凌悠扬恍然大悟,很平静地接受了这个答案。他站起身,俯视皇甫容的容颜,随意地挥挥手,“把他送到我帐里去,从今天开始,他就是我的人了。”
“……遵命。”
皇甫容心中是雀跃的,他至少可以脱离最低层的生活。在他的人生里没有希望没有未来没有快乐,唯一支持他活下去的就是仇恨,恨到不想死,恨到想要把那帮人拉着一起陪葬。他不喜欢凌悠扬,这个人性凌,是灭他一族的人,他从心底恨他;可是,凌悠扬是让他摆脱一切的人,凌悠扬可以让他报仇。

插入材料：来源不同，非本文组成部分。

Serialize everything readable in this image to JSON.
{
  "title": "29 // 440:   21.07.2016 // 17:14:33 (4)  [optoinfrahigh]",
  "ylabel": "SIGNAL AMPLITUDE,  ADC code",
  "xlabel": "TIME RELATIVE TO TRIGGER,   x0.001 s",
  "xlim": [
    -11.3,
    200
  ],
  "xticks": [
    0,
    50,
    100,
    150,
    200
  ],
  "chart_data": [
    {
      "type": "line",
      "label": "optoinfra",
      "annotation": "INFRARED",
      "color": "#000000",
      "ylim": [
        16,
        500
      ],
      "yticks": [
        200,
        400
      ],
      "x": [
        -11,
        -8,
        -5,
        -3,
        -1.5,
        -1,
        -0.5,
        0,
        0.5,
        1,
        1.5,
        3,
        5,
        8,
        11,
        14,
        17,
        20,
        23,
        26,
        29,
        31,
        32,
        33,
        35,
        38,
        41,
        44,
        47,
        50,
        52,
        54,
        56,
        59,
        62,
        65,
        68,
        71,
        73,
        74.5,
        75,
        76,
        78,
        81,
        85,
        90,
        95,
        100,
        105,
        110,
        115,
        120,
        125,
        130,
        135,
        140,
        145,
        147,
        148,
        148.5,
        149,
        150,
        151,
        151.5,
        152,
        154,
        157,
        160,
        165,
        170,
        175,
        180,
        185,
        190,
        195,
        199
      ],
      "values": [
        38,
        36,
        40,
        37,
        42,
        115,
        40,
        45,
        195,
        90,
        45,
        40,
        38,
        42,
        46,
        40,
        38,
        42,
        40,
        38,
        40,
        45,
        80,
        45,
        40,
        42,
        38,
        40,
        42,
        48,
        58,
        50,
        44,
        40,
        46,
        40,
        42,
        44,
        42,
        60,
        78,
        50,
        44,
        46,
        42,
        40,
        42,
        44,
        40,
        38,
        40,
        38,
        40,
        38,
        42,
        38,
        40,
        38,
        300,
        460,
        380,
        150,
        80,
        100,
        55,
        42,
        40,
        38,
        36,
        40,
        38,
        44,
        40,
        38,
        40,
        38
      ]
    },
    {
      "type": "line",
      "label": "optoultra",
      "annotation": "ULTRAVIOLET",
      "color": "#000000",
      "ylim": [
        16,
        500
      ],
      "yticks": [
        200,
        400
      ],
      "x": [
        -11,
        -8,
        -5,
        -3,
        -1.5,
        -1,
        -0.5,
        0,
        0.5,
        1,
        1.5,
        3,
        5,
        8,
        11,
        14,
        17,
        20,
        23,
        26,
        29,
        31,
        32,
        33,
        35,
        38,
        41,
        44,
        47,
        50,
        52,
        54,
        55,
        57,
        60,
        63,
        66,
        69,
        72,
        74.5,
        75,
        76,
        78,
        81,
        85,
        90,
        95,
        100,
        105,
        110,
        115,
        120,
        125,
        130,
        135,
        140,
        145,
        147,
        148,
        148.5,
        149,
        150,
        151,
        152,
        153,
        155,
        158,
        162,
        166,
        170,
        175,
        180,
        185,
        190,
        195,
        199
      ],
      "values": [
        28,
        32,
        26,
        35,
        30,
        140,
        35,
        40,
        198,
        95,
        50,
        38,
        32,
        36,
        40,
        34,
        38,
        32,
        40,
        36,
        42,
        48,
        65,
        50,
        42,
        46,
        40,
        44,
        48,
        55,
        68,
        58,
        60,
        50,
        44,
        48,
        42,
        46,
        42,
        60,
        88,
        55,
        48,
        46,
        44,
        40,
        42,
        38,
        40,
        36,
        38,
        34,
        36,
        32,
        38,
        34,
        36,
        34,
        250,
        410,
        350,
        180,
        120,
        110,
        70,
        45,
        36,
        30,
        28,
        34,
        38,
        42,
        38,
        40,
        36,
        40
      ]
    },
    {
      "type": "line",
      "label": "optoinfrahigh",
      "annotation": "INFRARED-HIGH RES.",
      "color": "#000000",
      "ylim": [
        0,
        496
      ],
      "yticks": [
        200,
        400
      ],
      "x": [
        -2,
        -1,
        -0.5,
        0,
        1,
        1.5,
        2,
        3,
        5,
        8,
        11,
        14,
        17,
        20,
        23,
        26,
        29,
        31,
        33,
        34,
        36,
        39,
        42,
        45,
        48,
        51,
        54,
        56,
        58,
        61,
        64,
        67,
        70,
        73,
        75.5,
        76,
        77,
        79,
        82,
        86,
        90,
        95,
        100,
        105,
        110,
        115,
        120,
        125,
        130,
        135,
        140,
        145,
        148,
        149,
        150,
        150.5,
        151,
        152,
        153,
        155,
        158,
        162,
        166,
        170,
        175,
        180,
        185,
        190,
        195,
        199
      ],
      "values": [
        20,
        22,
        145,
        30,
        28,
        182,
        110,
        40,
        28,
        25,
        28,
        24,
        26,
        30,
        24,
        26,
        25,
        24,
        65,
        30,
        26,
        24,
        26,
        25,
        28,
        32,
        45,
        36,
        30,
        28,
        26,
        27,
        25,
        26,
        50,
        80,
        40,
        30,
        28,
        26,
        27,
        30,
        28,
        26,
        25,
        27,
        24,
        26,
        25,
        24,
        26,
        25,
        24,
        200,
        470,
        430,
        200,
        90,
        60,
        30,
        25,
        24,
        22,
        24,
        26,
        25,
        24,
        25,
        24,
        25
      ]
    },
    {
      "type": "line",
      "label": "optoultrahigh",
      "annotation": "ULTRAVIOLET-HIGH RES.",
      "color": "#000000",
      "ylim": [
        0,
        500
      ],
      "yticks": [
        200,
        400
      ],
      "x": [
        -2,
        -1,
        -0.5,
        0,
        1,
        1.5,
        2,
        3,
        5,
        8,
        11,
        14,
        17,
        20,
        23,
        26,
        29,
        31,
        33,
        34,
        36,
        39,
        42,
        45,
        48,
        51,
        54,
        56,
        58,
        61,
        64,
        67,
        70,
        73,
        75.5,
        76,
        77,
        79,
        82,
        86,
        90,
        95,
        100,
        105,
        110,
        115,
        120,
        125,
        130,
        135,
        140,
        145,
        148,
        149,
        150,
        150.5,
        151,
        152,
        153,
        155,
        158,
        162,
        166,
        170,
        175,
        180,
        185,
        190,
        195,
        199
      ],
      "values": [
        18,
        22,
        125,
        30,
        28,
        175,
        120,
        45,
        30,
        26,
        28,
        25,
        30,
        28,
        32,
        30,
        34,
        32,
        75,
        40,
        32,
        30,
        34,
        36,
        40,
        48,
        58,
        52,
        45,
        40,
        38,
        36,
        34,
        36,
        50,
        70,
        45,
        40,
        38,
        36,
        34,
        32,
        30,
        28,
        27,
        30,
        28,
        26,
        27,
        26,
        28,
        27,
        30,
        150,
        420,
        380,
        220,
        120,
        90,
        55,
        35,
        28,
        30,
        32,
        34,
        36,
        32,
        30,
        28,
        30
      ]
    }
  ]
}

皇甫容将自己梳洗干净以后,穿上整齐的衣服,站在角落中等待凌悠扬的归来。差不多的年纪,对方甚至还要比他小上几岁,为什么凌悠扬可以过着高高在上的生活,而他却卑贱地苟延残喘?他恨,他恨,他恨!
看到凌悠扬回来,皇甫容立即跪下,“拜见七殿下。”
凌悠扬走近他,“抬起头来。”
皇甫容柔顺地抬头,他知道,容貌是他唯一的武器。
“你若是一个女子,也许荣华富贵享之不尽。”嘴上虽然这样说,凌悠扬脸上却丝毫没有惋惜之色,他抬抬下巴,“站起来。”
皇甫容乖乖站起身。
凌悠扬已经坐在椅子上,跷着腿,支着下巴,傲气十足,“转个身看看。”
皇甫容顺从地转身。
凌悠扬露齿一笑,“身段也不错,这张脸长在男人身上实在可惜。这样吧,从今日开始,你就以女子身份跟在我身边,每日都穿上女装。”他自得地打个响指,“比起你现在不明不白的身份,换个漂亮女人留在我身边比较不会落人话柄。”
皇甫容展颜一笑,笑容仿似白莲徐徐盛开,低头道:“是。”
“你叫什么?”
“皇甫容。”
凌悠扬是个不错的主人,不会苟责下属。皇甫容谨守本分,比起在军营中猪狗不如的生活,在凌悠扬身边他要安逸稳定得多,简直是天壤之别。而且,凌悠扬待他比其他仆从要好多了,甚至不需要他做什么事情,只需每天陪伴在他身边。旁人只道这位凌氏七皇子年少风流,宠溺美人。
皇甫容不知道凌悠扬为什么对他那么好,凌悠扬没有从他身上得到任何东西,想来想去也想不出个所以然来。他安分守己地待在七王府,不敢沾惹任何事情,因此生活得相当舒坦。安逸之中总会抹去人的棱角,皇甫容也不例外,他已经懂得思考,究竟什么时机出手才好。